Of course there has been a lot of talk about his ‘voice’. One of the pleasures of this film is that it is a rare opportunity to hear Alan Rickman sing and he’s surprisingly good. Sweeney Todd is a fine example of Alan Rickman’s diverse acting career and he has left behind an extraordinary body of work. He will be sorely missed.
Ben Cherry
In an age of instant gratification, when one becomes famous for simply being famous, the cult of celebrity catapults the trite and the talentless into the limelight without, all too often, either capacity or faculty. Thereby, more so than ever before, diluting the gene pool of acting talent passing to the next generations… Rickman however was the ‘genuine article’. A founder member of the ‘old school’. Grinding his way up through the tiers of theatre and film by precocious talent and a capacity for sheer hard graft. He served his apprenticeship in the various media without fear or favour and that grounding shone out in the depth and labyrinthine complexity of his characters.
His real genius however lay in his ability to create complex and multi levelled characters of the semi comedic villains he played with such aplomb; he will always be remembered for his gleefully unrepentant and BAFTA winning Sherriff of Nottingham in Robin Hood: Prince of Thieves and latterly Severus Snape in the Harry Potter films. Creating villains with black hearts and even blacker souls and yet, somehow, imbuing them with a reluctant appeal. Like a joke in bad taste at which we laughed first and then winced at our own tacit approval.
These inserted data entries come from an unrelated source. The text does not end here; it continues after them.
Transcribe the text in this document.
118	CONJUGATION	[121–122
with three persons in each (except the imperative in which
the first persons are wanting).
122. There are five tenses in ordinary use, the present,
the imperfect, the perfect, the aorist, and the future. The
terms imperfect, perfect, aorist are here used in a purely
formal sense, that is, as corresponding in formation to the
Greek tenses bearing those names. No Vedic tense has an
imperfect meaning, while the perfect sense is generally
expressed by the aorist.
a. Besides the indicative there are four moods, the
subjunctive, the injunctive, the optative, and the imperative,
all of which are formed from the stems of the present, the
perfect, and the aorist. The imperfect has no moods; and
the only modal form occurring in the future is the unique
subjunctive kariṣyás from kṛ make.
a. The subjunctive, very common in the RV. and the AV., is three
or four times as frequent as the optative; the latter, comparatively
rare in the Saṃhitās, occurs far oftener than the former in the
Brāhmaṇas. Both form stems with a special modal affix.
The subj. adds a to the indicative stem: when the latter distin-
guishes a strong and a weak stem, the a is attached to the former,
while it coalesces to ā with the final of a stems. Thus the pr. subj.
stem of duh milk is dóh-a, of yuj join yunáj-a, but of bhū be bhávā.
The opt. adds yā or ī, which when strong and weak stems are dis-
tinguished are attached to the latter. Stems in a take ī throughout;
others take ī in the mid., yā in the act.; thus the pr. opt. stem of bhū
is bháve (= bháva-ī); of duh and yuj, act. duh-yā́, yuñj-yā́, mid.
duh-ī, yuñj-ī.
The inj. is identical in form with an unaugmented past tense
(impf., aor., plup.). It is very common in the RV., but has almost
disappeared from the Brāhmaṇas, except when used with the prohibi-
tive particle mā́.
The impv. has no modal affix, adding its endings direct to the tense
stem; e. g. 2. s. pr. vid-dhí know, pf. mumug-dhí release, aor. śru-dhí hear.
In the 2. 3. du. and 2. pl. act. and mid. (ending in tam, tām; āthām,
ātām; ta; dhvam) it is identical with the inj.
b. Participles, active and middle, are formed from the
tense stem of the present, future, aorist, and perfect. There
But Rickman was no ‘one trick pony! Blessed with a voice that could cut crystal Alan brought a sinister and prohibitively callous authority to serious ‘wrong ‘uns’ in films such as Die Hard and the towering triumph that was Rickman’s Rasputin – a performance of irredeemable wickedness on a Machiavellian scale. Incongruous counterpoints to pensive and sensitive performances in Song of Lunch and Truly Madly Deeply… Nevertheless: It is my conviction it was his villains that will have caught the imaginations of subsequent generations of cinemagoers, thespians and movie makers… This man was truly a master of his art!